- Location: Goni Usmanti, Mainmari, Mariram, Nganzai LGA, and Monguno, Borno State, Nigeria
- Date: 13 June 2020
- Target: Four locations in Monguno and Goni Usmanti
- Deaths: 98+ 42 civilians in Nganzai; 20 Nigerian soldiers in Monguno; 16+ civilians in Monguno; 20 ISWAP fighters;
- Injured: Unknown
- Perpetrator: ISWAP

= Monguno and Nganzai massacres =

On 13 June 2020, the Islamic State – West Africa Province (ISWAP) launched five coordinated attacks on different locations across Borno State, Nigeria. Four of the attacks took place in Monguno and one took place in the village of Goni Usmanti in Nganzai LGA, and over sixty people were killed in the attacks.

== Background ==

A few days before the attacks in Monguno and Nganzai, eighty-one people were killed in a massacre in Gubio by ISWAP on 9 June. The attack was one of the deadliest attacks in recent years by Boko Haram, and was perpetrated by Abu Musab al-Barnawi, who had recently split off from Boko Haram to form the Islamic State – West Africa Province (ISWAP).

== Massacres ==
The first attack began in Goni Usmanti, Nganzai LGA, with ISWAP fighters shooting at residents as they entered the city. In the village, the fighters clashed with a local vigilante group, but the locals were quickly overrun by the jihadists. They then opened fire on a large truck transporting traders, setting the truck ablaze with many of the people inside. Only two people survived by jumping off the truck. The jihadists fled Goni Usmanti when they sighted a convoy of Nigerian troops from Gubio, and attacked the village of Mainmari while retreating. They also burned the village of Mariram. Twenty-nine civilians were killed in Goni Usmanti, and thirteen more were killed in Mainmari.

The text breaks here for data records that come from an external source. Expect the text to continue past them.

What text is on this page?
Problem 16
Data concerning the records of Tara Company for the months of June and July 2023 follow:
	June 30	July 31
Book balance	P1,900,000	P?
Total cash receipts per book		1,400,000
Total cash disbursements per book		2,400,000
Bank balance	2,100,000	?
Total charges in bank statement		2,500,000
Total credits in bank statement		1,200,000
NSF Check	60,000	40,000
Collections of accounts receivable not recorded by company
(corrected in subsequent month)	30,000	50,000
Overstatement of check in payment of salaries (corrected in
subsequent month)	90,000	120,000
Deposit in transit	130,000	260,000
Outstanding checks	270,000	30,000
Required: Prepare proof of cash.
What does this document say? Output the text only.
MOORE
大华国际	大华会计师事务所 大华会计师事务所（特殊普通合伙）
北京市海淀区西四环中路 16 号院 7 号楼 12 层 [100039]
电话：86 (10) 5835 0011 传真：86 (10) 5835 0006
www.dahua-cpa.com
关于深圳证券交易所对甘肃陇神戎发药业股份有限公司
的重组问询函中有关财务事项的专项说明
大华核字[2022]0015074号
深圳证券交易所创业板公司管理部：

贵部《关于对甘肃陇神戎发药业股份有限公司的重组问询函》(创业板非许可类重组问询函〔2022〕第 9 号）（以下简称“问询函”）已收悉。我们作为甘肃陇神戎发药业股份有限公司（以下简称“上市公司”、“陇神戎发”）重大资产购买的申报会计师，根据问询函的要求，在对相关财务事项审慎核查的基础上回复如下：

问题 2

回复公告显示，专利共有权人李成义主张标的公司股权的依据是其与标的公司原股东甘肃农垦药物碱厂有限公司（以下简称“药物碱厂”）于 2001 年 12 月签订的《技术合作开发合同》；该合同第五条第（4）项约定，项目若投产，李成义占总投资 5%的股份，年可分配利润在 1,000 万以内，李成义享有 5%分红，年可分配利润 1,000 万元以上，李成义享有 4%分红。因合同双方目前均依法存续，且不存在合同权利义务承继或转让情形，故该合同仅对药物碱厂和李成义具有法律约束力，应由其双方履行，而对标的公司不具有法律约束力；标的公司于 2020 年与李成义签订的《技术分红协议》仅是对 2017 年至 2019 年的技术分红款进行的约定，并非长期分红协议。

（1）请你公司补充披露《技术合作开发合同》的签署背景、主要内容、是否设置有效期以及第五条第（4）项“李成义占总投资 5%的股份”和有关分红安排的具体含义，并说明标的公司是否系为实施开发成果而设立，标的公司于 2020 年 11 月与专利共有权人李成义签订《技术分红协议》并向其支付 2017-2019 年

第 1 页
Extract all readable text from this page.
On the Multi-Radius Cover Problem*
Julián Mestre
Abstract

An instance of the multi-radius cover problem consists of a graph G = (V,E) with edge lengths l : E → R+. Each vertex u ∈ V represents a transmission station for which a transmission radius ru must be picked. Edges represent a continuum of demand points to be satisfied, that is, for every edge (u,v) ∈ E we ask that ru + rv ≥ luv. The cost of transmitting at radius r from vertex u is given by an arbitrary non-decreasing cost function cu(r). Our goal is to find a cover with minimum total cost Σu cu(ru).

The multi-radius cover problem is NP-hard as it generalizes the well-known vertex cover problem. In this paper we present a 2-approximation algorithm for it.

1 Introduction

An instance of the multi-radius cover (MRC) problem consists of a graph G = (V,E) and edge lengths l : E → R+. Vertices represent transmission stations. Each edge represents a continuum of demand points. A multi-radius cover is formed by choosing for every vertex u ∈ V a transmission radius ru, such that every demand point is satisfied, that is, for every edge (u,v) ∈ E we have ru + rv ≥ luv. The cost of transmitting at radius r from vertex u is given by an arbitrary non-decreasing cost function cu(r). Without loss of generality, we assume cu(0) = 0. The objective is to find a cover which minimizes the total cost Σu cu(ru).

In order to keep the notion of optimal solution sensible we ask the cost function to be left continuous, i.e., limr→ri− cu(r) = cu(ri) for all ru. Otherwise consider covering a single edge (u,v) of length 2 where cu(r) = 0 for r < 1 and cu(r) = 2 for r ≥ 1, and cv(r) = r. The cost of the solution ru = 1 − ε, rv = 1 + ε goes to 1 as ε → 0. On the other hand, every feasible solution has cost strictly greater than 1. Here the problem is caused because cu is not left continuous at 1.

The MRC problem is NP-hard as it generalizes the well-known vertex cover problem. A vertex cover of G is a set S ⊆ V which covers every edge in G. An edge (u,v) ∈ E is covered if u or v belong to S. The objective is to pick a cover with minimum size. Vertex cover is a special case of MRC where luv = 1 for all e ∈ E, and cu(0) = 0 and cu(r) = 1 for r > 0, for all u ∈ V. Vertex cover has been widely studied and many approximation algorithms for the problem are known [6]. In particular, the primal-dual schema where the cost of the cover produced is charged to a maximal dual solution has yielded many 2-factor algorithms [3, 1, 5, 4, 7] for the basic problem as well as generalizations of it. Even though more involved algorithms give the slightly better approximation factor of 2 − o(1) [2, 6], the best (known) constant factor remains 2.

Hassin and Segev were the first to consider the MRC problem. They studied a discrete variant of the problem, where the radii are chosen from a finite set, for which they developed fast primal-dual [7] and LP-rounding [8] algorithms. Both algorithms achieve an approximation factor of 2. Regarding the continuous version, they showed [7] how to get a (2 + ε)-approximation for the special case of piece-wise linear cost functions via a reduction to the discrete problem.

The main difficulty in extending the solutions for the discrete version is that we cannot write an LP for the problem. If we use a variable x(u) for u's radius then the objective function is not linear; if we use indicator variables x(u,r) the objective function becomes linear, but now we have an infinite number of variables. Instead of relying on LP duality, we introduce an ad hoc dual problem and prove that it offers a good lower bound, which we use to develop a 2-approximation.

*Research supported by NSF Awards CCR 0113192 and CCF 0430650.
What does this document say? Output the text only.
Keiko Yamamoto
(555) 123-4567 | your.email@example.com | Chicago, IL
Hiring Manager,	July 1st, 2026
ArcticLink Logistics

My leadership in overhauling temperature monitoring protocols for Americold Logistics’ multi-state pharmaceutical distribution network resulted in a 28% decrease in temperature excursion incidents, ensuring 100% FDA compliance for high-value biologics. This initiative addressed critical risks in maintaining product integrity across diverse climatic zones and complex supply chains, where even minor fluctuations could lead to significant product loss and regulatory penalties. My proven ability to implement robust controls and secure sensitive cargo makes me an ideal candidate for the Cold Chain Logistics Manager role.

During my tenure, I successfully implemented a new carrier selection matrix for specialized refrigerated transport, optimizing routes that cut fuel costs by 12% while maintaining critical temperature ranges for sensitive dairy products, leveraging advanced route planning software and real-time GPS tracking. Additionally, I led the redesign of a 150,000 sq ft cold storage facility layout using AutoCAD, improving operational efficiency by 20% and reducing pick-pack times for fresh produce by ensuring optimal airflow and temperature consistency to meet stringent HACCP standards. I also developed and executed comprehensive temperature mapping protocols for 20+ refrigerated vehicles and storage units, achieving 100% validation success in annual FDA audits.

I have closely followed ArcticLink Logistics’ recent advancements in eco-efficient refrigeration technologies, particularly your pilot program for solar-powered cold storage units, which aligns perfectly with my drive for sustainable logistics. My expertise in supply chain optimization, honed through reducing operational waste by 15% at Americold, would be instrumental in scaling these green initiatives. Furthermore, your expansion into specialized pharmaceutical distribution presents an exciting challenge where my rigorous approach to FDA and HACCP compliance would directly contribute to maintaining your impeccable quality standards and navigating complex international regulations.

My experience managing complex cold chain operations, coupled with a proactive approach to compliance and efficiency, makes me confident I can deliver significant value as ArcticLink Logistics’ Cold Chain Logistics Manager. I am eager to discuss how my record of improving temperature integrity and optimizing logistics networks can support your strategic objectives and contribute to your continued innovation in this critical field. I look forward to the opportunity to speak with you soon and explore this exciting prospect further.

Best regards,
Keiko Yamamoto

Around 11:50am, the same group of ISWAP fighters entered Monguno through the Charly 1 and Charly 6 entryways, firing rockets and bullets at the guards. Two Nigerian military checkpoints were attacked in the city around 12:30pm, leading to a shootout between Multinational Joint Task Force (MNJTF) soldiers and the jihadists in the city. The crossfire between the two sides injured and killed a number of civilians. The MNJTF soldiers were overpowered, and ISWAP fighters roamed Monguno for a few hours. The jihadists reached the center of Monguno around 3:13pm, and burned a United Nations humanitarian facility in Monguno, distributing pamphlets to civilians that warned them not to work with Western NGOs. Fifty UN workers were in the facility during the attack, but were unharmed. The ISWAP fighters then burned down a police station.

== Aftermath ==
The Nigerian military released a statement claiming to have successfully repelled the Monguno attack and killed twenty jihadists. There was no mention of the attacks in Nganzai LGA. In Monguno, twenty Nigerian soldiers were killed and at least fifteen civilians were killed. Injured civilians overwhelmed the hospital in Nganzai, with some forced to lay outside the hospital. Sixteen of the wounded civilians in Monguno were transferred to the hospital in Maiduguri on 16 June, although one passed away on the way.

The United Nations expressed their condolences to the victims of the attacks.